Réseaux sociaux : encore trop tôt. La plupart des réseaux sociaux fixent leur âge minimum à 13 ans. La pré-adolescence est une période de forte susceptibilité à la comparaison sociale : les "likes", les abonnés, l'image en ligne ont un impact disproportionné sur l'estime de soi à cet âge. Retarder l'entrée sur les réseaux est une protection.
Préparer à l'autonomie numérique : c'est le bon moment pour parler du droit à l'image, des traces numériques permanentes, du cyberharcèlement, de la manipulation de l'image. Ces conversations doivent se tenir sans alarmisme, dans un contexte de confiance.
Les adolescents : accompagner sans contrôler
À partir de 13 ans, l'adolescent a légalement accès aux réseaux sociaux. La stratégie de contrôle total ne fonctionne plus (et n'a jamais bien fonctionné avec les adolescents). L'enjeu est de construire une relation de confiance qui permette à l'ado de parler si quelque chose le trouble en ligne.
- Définir ensemble (pas unilatéralement) les règles d'usage : heures, endroits, types de contenus
- Pas d'écrans dans la chambre la nuit (impact sur le sommeil bien documenté)
- Pas d'écrans pendant les repas familiaux
- Rester disponible pour discuter de ce qu'il voit, sans jugement automatique
- Apprendre à distinguer les usages positifs (liens avec des amis, création, apprentissage) des usages problématiques (consommation passive, comparaison, dépendance aux notifications)
Les règles de base dans la maison
Quel que soit l'âge, quelques règles simples créent un cadre cohérent :
- Pas d'écran dans les chambres à coucher (ni pour les enfants, ni idéalement pour les parents)
- Pas d'écran pendant les repas (ce temps est précieux pour les interactions familiales)
- Pas d'écran l'heure précédant le coucher (sommeil)
- Les adultes aussi respectent ces règles : un parent qui regarde son téléphone en permanence communique que l'écran est plus intéressant que l'interaction. Les enfants observent.

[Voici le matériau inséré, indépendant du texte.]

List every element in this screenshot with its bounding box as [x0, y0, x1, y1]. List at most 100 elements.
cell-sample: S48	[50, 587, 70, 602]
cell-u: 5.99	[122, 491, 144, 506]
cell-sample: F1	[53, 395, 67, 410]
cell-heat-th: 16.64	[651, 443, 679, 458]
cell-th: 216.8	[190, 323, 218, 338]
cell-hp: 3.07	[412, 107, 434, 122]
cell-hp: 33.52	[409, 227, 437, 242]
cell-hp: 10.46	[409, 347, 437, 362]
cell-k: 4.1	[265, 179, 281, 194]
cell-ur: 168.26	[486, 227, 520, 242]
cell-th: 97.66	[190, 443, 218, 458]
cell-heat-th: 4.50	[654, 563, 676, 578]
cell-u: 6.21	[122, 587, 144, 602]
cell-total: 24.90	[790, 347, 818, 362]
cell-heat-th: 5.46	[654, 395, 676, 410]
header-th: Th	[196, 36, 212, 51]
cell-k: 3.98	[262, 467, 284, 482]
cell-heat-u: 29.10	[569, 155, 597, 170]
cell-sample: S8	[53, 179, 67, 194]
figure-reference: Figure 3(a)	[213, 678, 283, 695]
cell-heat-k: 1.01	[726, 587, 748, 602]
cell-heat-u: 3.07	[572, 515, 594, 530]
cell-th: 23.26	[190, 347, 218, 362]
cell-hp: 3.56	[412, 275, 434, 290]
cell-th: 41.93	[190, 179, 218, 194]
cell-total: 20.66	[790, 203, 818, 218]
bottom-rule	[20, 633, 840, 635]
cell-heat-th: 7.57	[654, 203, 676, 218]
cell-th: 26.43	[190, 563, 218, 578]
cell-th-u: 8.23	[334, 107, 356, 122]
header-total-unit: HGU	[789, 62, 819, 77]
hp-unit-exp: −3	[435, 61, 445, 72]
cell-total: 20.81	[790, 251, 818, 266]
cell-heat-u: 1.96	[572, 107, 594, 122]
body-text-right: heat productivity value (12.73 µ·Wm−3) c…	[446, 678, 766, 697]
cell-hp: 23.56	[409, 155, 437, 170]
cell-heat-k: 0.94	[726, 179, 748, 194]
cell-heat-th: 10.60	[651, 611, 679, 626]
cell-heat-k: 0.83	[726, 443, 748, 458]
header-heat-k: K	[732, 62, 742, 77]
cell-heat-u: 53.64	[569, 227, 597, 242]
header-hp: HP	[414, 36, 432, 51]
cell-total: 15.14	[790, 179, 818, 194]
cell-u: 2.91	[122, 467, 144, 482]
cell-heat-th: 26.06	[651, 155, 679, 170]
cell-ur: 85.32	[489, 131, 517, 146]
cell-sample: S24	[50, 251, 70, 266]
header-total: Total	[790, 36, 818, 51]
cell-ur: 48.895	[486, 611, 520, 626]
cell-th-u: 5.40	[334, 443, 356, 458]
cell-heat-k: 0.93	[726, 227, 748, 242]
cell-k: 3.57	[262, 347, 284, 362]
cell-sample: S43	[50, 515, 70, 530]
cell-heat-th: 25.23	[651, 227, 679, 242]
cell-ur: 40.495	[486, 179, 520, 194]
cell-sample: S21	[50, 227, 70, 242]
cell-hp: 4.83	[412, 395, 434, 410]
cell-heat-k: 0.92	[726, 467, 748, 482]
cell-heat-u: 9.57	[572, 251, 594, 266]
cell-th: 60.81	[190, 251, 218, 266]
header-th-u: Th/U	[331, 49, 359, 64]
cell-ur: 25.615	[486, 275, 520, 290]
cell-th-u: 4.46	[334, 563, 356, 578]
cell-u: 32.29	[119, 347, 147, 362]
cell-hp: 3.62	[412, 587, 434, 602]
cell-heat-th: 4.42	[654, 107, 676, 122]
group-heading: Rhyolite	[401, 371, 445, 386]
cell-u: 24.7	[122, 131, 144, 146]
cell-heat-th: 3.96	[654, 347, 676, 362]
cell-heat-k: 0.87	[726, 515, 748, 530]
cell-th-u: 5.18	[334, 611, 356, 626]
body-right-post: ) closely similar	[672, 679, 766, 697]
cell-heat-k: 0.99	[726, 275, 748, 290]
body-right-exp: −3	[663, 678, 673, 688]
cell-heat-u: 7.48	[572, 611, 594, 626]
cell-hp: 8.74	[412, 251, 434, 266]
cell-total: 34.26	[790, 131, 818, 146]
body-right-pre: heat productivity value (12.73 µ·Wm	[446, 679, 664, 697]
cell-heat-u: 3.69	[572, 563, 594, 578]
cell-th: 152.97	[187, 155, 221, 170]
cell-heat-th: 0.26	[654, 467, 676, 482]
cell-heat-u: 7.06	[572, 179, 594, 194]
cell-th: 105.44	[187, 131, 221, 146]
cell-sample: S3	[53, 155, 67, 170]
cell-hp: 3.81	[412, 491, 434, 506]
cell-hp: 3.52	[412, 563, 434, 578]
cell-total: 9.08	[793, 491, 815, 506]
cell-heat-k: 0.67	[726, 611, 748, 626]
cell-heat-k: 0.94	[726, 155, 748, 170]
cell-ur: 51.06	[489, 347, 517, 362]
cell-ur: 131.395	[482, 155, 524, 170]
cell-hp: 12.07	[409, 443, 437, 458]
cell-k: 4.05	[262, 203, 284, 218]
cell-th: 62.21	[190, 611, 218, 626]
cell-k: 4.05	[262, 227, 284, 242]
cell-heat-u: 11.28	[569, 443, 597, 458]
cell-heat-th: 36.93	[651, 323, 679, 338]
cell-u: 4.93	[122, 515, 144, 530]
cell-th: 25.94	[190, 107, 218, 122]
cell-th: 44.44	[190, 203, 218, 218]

Ce qui compte plus que la durée
Les recherches les plus récentes (notamment Amy Orben et Andrew Przybylski, Oxford, 2019) suggèrent que l'impact des écrans sur le développement est moins fort que ce que les études antérieures laissaient penser, et que la qualité du contenu et la présence d'un adulte sont plus importantes que la durée pure. Ce qui fragilise les enfants, c'est moins le temps d'écran que ce que les écrans remplacent : temps en famille, activité physique, jeu libre, sommeil. La page sur les besoins fondamentaux des enfants décrit pourquoi ces activités sont essentielles au développement.